Many of the conditions that we think of as common illnesses, such as heart failure, high blood pressure, type II diabetes, Alzheimer’s disease, Parkinson’s disease, NASH, and obesity are primarily or entirely recognized based on particular constellations of symptoms and signs. For example, Alzheimer’s disease is diagnosed based on presence of progressive dementia in the absence of other known causes of dementia, such as stroke. The diagnosis ultimately requires confirmation at autopsy of the presence of nerve loss, amyloid plaques, and neurofibrillary tangles in the brain.The causes of Alzheimer’s disease remain controversial.
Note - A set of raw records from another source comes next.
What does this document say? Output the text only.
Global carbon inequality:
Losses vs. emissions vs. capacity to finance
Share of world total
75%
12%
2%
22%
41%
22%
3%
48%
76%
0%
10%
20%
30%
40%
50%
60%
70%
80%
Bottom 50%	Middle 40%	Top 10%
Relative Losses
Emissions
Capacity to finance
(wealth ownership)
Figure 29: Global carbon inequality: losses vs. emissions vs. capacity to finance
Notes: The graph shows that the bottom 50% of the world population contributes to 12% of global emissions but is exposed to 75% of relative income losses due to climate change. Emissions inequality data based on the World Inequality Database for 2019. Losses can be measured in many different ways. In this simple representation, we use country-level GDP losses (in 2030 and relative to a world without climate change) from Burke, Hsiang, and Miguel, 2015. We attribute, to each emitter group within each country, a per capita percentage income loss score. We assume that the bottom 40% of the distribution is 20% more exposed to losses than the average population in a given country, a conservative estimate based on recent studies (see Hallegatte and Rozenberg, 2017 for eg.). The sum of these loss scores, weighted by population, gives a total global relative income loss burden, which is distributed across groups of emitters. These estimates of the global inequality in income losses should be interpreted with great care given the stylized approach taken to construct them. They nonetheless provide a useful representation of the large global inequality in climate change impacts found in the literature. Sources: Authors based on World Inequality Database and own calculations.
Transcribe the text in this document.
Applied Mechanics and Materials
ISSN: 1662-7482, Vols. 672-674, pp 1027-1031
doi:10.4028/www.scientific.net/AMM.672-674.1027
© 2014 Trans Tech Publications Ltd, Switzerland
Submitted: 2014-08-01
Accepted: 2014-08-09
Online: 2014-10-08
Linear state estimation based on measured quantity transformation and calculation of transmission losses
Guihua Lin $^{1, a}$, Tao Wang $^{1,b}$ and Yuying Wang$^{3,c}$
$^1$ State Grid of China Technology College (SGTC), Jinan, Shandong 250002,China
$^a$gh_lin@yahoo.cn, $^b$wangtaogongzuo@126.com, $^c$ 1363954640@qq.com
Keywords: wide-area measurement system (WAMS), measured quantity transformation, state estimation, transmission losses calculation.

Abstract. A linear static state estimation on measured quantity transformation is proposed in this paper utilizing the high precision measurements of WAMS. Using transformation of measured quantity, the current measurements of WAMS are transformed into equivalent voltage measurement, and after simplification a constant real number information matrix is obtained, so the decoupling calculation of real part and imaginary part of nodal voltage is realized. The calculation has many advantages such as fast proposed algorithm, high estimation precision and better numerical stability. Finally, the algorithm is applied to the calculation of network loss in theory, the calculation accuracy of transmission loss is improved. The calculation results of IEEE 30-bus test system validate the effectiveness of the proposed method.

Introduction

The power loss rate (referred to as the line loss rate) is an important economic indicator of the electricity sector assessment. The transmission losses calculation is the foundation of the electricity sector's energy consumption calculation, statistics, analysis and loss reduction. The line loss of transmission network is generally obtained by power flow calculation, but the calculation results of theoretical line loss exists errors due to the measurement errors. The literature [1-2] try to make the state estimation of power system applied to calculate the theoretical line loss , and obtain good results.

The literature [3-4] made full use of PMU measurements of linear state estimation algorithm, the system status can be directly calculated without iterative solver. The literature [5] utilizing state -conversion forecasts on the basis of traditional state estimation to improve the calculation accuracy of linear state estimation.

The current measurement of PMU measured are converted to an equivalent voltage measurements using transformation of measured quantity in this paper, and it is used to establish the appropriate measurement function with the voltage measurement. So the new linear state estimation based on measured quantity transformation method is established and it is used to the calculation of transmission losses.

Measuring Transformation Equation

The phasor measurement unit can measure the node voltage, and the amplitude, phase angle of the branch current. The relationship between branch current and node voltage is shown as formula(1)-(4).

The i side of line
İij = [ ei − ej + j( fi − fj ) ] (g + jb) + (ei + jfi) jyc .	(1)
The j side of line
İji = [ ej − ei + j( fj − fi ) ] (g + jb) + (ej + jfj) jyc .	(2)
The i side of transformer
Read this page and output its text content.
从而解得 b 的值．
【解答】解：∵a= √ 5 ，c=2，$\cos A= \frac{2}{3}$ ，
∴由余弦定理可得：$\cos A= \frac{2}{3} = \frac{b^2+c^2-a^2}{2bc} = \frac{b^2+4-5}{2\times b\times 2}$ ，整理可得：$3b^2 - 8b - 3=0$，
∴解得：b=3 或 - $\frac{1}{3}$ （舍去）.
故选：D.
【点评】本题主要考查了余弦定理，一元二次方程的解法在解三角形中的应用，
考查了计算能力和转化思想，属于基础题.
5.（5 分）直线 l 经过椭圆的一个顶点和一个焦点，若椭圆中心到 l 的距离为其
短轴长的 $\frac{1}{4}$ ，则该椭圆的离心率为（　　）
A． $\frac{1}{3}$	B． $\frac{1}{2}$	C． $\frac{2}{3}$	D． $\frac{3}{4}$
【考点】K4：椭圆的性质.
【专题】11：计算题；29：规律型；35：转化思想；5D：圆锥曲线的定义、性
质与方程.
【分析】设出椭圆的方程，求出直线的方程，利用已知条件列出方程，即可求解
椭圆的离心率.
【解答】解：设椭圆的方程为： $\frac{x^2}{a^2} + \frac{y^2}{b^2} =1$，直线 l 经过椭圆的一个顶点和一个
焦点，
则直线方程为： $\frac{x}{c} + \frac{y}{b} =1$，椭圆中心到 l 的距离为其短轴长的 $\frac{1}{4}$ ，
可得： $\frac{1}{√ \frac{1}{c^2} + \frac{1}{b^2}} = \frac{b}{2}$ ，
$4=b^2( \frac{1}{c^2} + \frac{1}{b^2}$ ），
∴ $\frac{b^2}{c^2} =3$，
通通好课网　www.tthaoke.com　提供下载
Disease, in the sense we are using the term, is a specific biological process that disrupts normal biological function in ways that produce illness. Different disease processes can produce the same illness. For example, different pathogens can cause pneumonia; different genetic mutations can cause hemophilia. As this distinction suggests, people who appear to have the same illness—that is, the same constellation of symptoms and signs—may have different diseases. Common illness, such as those mentioned above, are especially likely to include groups of patients with different underlying diseases.
The reason that understanding disease is important to drug development is simple: a major factor determining the success of clinical trials is including patients whose disease is attributable to the mechanism the therapeutic is designed to address and excluding patients whose disease is not, even though those in the latter group may appear similar to those in the former group.
Drug developers refer to the problem of mixing different groups of patients in clinical trials as “heterogeneity.” Testing therapeutics on heterogeneous groups of patients is a major, and costly, reason that clinical trials fail. For example, decades of efforts and the expenditure of billions of dollars to develop therapeutics to modify the course of Alzheimer’s disease have been disappointing. A major reason for this failure, in retrospect, was inclusion of heterogeneous subjects in clinical trials. Alzheimer’s, despite its name, is an illness, not a disease.
Society has a major stake in increasing the efficiency of therapeutic development. Testing well-conceived therapeutics in appropriately homogeneous groups of patients is the key.
The two categories of disease in which cause is most well-defined are infectious diseases and diseases attributable to a single abnormal gene. Not surprisingly, these categories of disease have historically had among the highest probabilities of clinical trial success. Their mechanistic targets are clear and causally linked to clinically distinct outcomes, making it is easy to identify whom to treat. Identifying and understanding different infectious agents has enabled the success of antibiotic development and vaccine development to treat various infectious diseases (including the unprecedented campaign to develop vaccines to prevent COVID-19). Understanding single genetic mutations that cause inherited genetic disorders makes it possible to create precisely tailored therapeutic interventions. A major reason the biotechnology industry has tended to prioritize monogenic disorders (including cancers caused by so-called “driver mutations”) is because of the favorable probabilities created when a single offending gene causes a disease.